I gave the The Best of the Best from Alaska one last shot after last night's debacle.
This morning I made a batch of rhubarb jam, the recipe for which originally appeared in a Presbyterian church cookbook published in Skagway, Alaska.
When I was growing up, my mother canned prodigiously, hundreds and hundreds of jars of fruit, jam, pickles, and juice emerged from her steaming kitchen every year. It was a crucial piece of her '70s earth mother phase, along with vigorously pushing the carob, honey and whole wheat.

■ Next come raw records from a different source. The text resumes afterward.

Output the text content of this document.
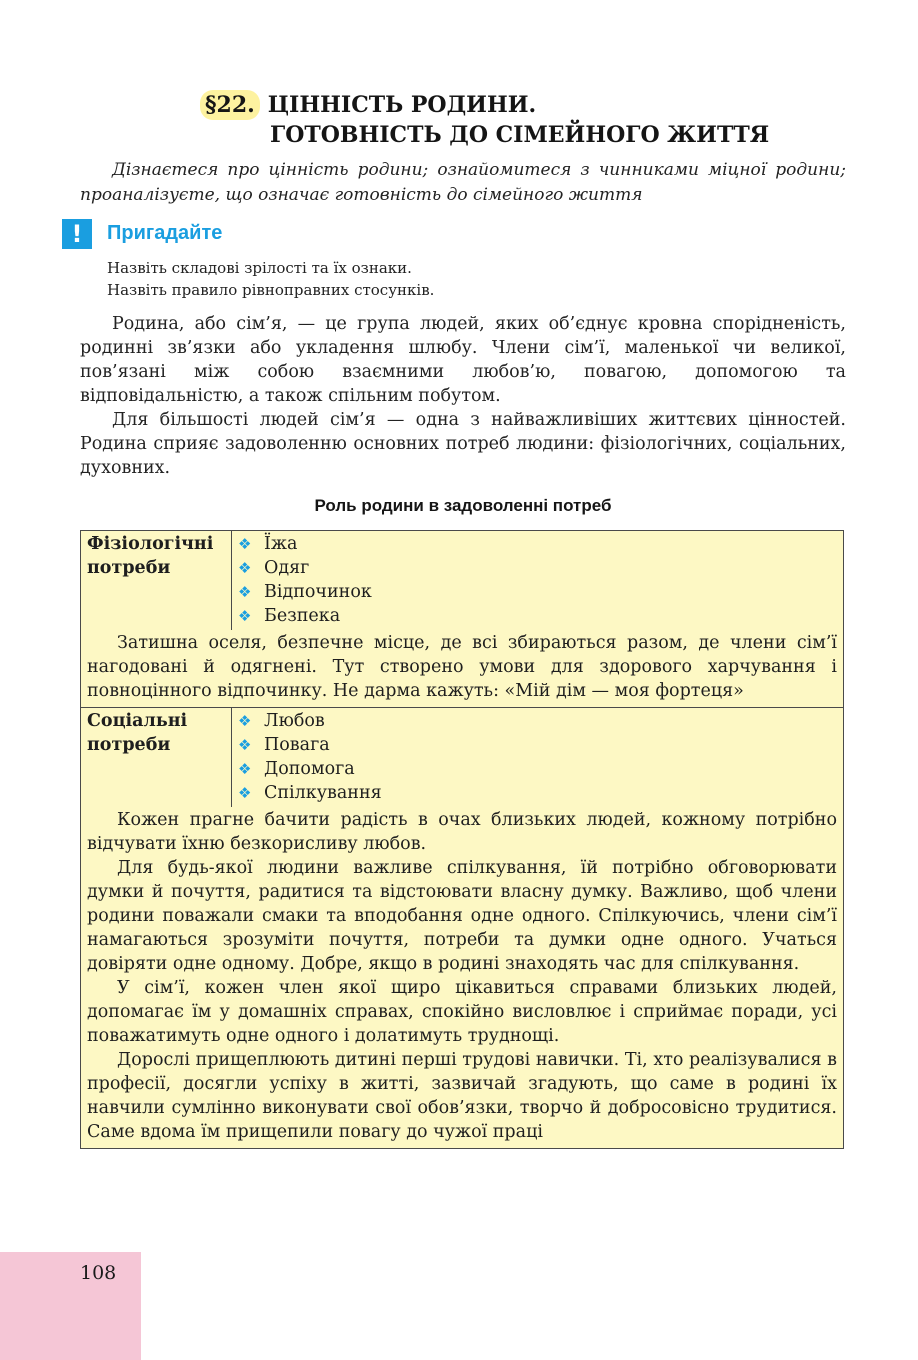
§22. ЦІННІСТЬ РОДИНИ.
ГОТОВНІСТЬ ДО СІМЕЙНОГО ЖИТТЯ

Дізнаєтеся про цінність родини; ознайомитеся з чинниками міцної родини; проаналізуєте, що означає готовність до сімейного життя

!	Пригадайте
Назвіть складові зрілості та їх ознаки.
Назвіть правило рівноправних стосунків.

Родина, або сім’я, — це група людей, яких об’єднує кровна спорідненість, родинні зв’язки або укладення шлюбу. Члени сім’ї, маленької чи великої, пов’язані між собою взаємними любов’ю, повагою, допомогою та відповідальністю, а також спільним побутом.

Для більшості людей сім’я — одна з найважливіших життєвих цінностей. Родина сприяє задоволенню основних потреб людини: фізіологічних, соціальних, духовних.

Роль родини в задоволенні потреб
Фізіологічні
потреби
❖ Їжа
❖ Одяг
❖ Відпочинок
❖ Безпека

Затишна оселя, безпечне місце, де всі збираються разом, де члени сім’ї нагодовані й одягнені. Тут створено умови для здорового харчування і повноцінного відпочинку. Не дарма кажуть: «Мій дім — моя фортеця»

Соціальні
потреби
❖ Любов
❖ Повага
❖ Допомога
❖ Спілкування

Кожен прагне бачити радість в очах близьких людей, кожному потрібно відчувати їхню безкорисливу любов.

Для будь-якої людини важливе спілкування, їй потрібно обговорювати думки й почуття, радитися та відстоювати власну думку. Важливо, щоб члени родини поважали смаки та вподобання одне одного. Спілкуючись, члени сім’ї намагаються зрозуміти почуття, потреби та думки одне одного. Учаться довіряти одне одному. Добре, якщо в родині знаходять час для спілкування.

У сім’ї, кожен член якої щиро цікавиться справами близьких людей, допомагає їм у домашніх справах, спокійно висловлює і сприймає поради, усі поважатимуть одне одного і долатимуть труднощі.

Дорослі прищеплюють дитині перші трудові навички. Ті, хто реалізувалися в професії, досягли успіху в житті, зазвичай згадують, що саме в родині їх навчили сумлінно виконувати свої обов’язки, творчо й добросовісно трудитися. Саме вдома їм прищепили повагу до чужої праці

108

But my mother never would have made this particular rhubarb jam; it would have violated her principles. (And good principles they were.) You boil the rhubarb with five cups (!) of sugar until it collapses into a super-sweet soup. Then you add a large box of cherry Jell-O and some pectin. Pour
into sterilized jars. Seal.
Isabel made 1-2-3 biscuits (also from Best of the Best) with which to sample the fresh jam.
The biscuits: easy and great.
Mark shouted: "This tastes like Lifesavers!"
Isabel tried the jam, then opted to eat her biscuits plain.
Owen took one bite and cried, "You can't give any of this away! You have to keep ALL of this. It is SO good. It's the best jam I've ever eaten!"
It was as if I'd just given the boy a new Scorponox action figure.
Owen gets his wish. I have five jars of garish, scarlet, exceedingly sweet, decidedly artificial-tasting Jell-O jam that I can't imagine sharing with anyone who is not 7-years-old.